A fonte de nosso mal-estar não é evidente nesses estudos de casos específicos, mas se torna visível quando confrontamos a realidade mais ampla de como essas tecnologias conseguiram se expandir para além dos propósitos menores originais. Cada vez mais, elas ditam como nos comportar e sentir e, de certa forma, nos coagem a usá-las mais do que achamos que é saudável, muitas vezes às custas de outras atividades que consideramos úteis. O que nos deixa desconfortáveis, em outras palavras, é esse sentimento de perder o controle — um sentimento que se justifica diariamente em uma série de maneiras, como quando nos distraímos com o smartphone ao dar banho nos filhos ou perdemos a capacidade de aproveitar um bom momento sem um desejo frenético de documentá-lo para um público virtual.

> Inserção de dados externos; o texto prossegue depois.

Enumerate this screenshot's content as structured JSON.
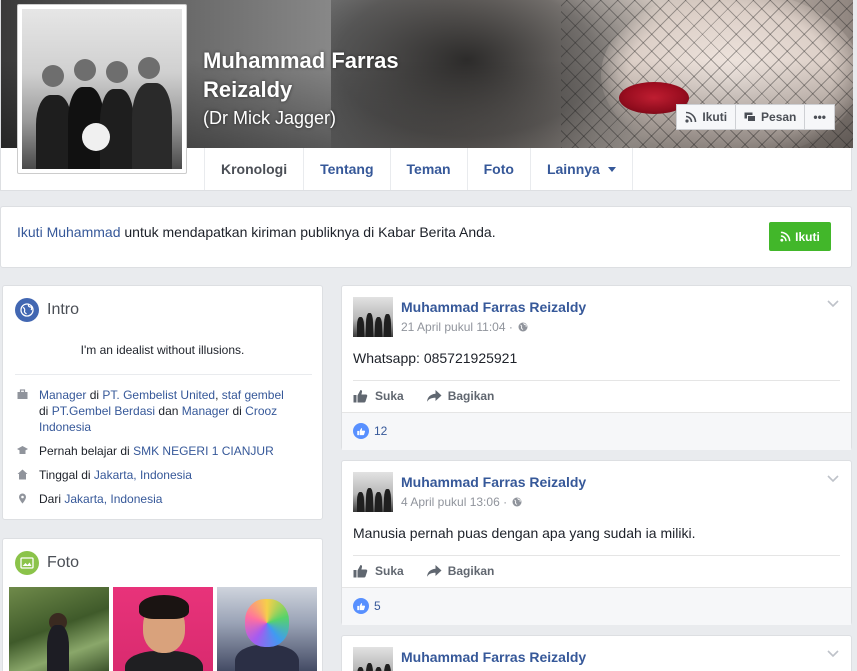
{
  "profile": {
    "name": "Muhammad Farras Reizaldy",
    "alternate_name": "(Dr Mick Jagger)"
  },
  "cover_actions": {
    "follow": "Ikuti",
    "message": "Pesan",
    "more": "•••"
  },
  "tabs": [
    {
      "label": "Kronologi",
      "active": true
    },
    {
      "label": "Tentang"
    },
    {
      "label": "Teman"
    },
    {
      "label": "Foto"
    },
    {
      "label": "Lainnya"
    }
  ],
  "follow_banner": {
    "link": "Ikuti Muhammad",
    "text": " untuk mendapatkan kiriman publiknya di Kabar Berita Anda.",
    "button": "Ikuti"
  },
  "intro": {
    "title": "Intro",
    "bio": "I'm an idealist without illusions.",
    "work": {
      "p1": "Manager",
      "t1": " di ",
      "p2": "PT. Gembelist United",
      "t2": ", ",
      "p3": "staf gembel",
      "t3": "di ",
      "p4": "PT.Gembel Berdasi",
      "t4": " dan ",
      "p5": "Manager",
      "t5": " di ",
      "p6": "Crooz Indonesia"
    },
    "education": {
      "text": "Pernah belajar di ",
      "link": "SMK NEGERI 1 CIANJUR"
    },
    "lives": {
      "text": "Tinggal di ",
      "link": "Jakarta, Indonesia"
    },
    "from": {
      "text": "Dari ",
      "link": "Jakarta, Indonesia"
    }
  },
  "photos": {
    "title": "Foto"
  },
  "posts": [
    {
      "author": "Muhammad Farras Reizaldy",
      "date": "21 April pukul 11:04 ·",
      "text": "Whatsapp: 085721925921",
      "likes": "12"
    },
    {
      "author": "Muhammad Farras Reizaldy",
      "date": "4 April pukul 13:06 ·",
      "text": "Manusia pernah puas dengan apa yang sudah ia miliki.",
      "likes": "5"
    },
    {
      "author": "Muhammad Farras Reizaldy"
    }
  ],
  "post_actions": {
    "like": "Suka",
    "share": "Bagikan"
  },
  "colors": {
    "link": "#365899",
    "green_button": "#42b72a",
    "background": "#e9ebee"
  }
}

Não é uma questão de utilidade, mas de autonomia.
A próxima pergunta, obviamente, é como nos metemos nessa confusão. Em minha experiência, a maioria das pessoas que enfrentam dificuldades em se afastar de suas vidas online não são fracas ou estúpidas. São profissionais de sucesso, estudantes esforçados, pais amorosos. Elas são organizadas e estão acostumadas a perseguir objetivos difíceis. No entanto, de alguma forma, os aplicativos e sites acenando por detrás da tela do smartphone e do tablet — únicos entre as muitas tentações a que resistem diariamente — conseguem invadir perniciosamente suas vidas além de seus papéis originais.

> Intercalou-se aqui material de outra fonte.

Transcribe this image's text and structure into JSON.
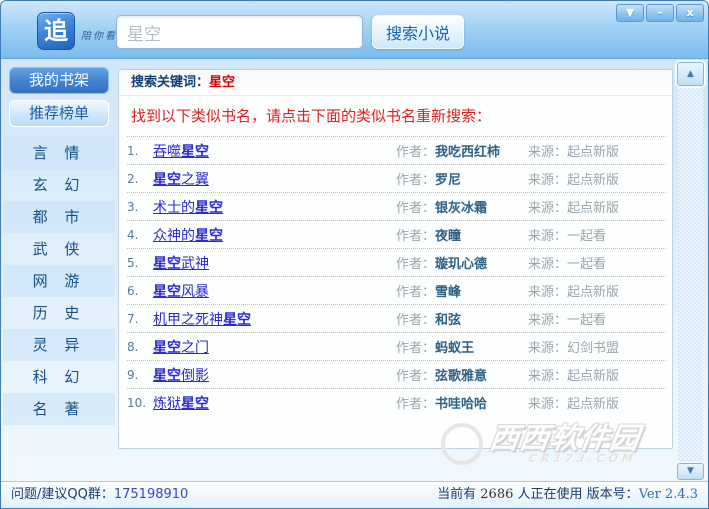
{
  "window": {
    "controls": {
      "skin_glyph": "▼",
      "minimize_glyph": "–",
      "close_glyph": "x"
    }
  },
  "header": {
    "logo_char": "追",
    "tagline": "陪你看小说",
    "search_value": "星空",
    "search_button_label": "搜索小说"
  },
  "sidebar": {
    "bookshelf_label": "我的书架",
    "ranking_label": "推荐榜单",
    "categories": [
      "言 情",
      "玄 幻",
      "都 市",
      "武 侠",
      "网 游",
      "历 史",
      "灵 异",
      "科 幻",
      "名 著"
    ]
  },
  "main": {
    "keyword_label": "搜索关键词：",
    "keyword": "星空",
    "notice": "找到以下类似书名，请点击下面的类似书名重新搜索：",
    "author_label": "作者：",
    "source_label": "来源：",
    "books": [
      {
        "num": "1.",
        "title": "吞噬星空",
        "author": "我吃西红柿",
        "source": "起点新版"
      },
      {
        "num": "2.",
        "title": "星空之翼",
        "author": "罗尼",
        "source": "起点新版"
      },
      {
        "num": "3.",
        "title": "术士的星空",
        "author": "银灰冰霜",
        "source": "起点新版"
      },
      {
        "num": "4.",
        "title": "众神的星空",
        "author": "夜瞳",
        "source": "一起看"
      },
      {
        "num": "5.",
        "title": "星空武神",
        "author": "璇玑心德",
        "source": "一起看"
      },
      {
        "num": "6.",
        "title": "星空风暴",
        "author": "雪峰",
        "source": "起点新版"
      },
      {
        "num": "7.",
        "title": "机甲之死神星空",
        "author": "和弦",
        "source": "一起看"
      },
      {
        "num": "8.",
        "title": "星空之门",
        "author": "蚂蚁王",
        "source": "幻剑书盟"
      },
      {
        "num": "9.",
        "title": "星空倒影",
        "author": "弦歌雅意",
        "source": "起点新版"
      },
      {
        "num": "10.",
        "title": "炼狱星空",
        "author": "书哇哈哈",
        "source": "起点新版"
      }
    ]
  },
  "scrollbar": {
    "up_glyph": "▲",
    "down_glyph": "▼"
  },
  "watermark": {
    "text": "西西软件园",
    "sub": "CR173.COM"
  },
  "footer": {
    "qq_label": "问题/建议QQ群：",
    "qq_number": "175198910",
    "online_prefix": "当前有",
    "online_count": "2686",
    "online_suffix": "人正在使用",
    "version_label": "版本号：",
    "version": "Ver 2.4.3"
  },
  "colors": {
    "title_link": "#2b2bd0",
    "keyword_red": "#dd0000",
    "notice_red": "#e02020",
    "titlebar_blue": "#7cbbee",
    "sidebar_active": "#3470c2"
  }
}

Isso se deve principalmente ao fato de que muitas dessas novas ferramentas não são tão inocentes quanto parecem. As pessoas não sucumbem às telas porque são preguiçosas, mas porque bilhões de dólares foram investidos para fazer com que isso seja inevitável. Anteriormente, observei que parecemos ter tropeçado em uma vida digital que não escolhemos. Como argumento a seguir, é mais preciso dizer que fomos empurrados pelas empresas de dispositivos de última geração e pelos conglomerados da economia da atenção, que descobriram haver grandes fortunas à sua espera em uma cultura dominada por gadgets e aplicativos.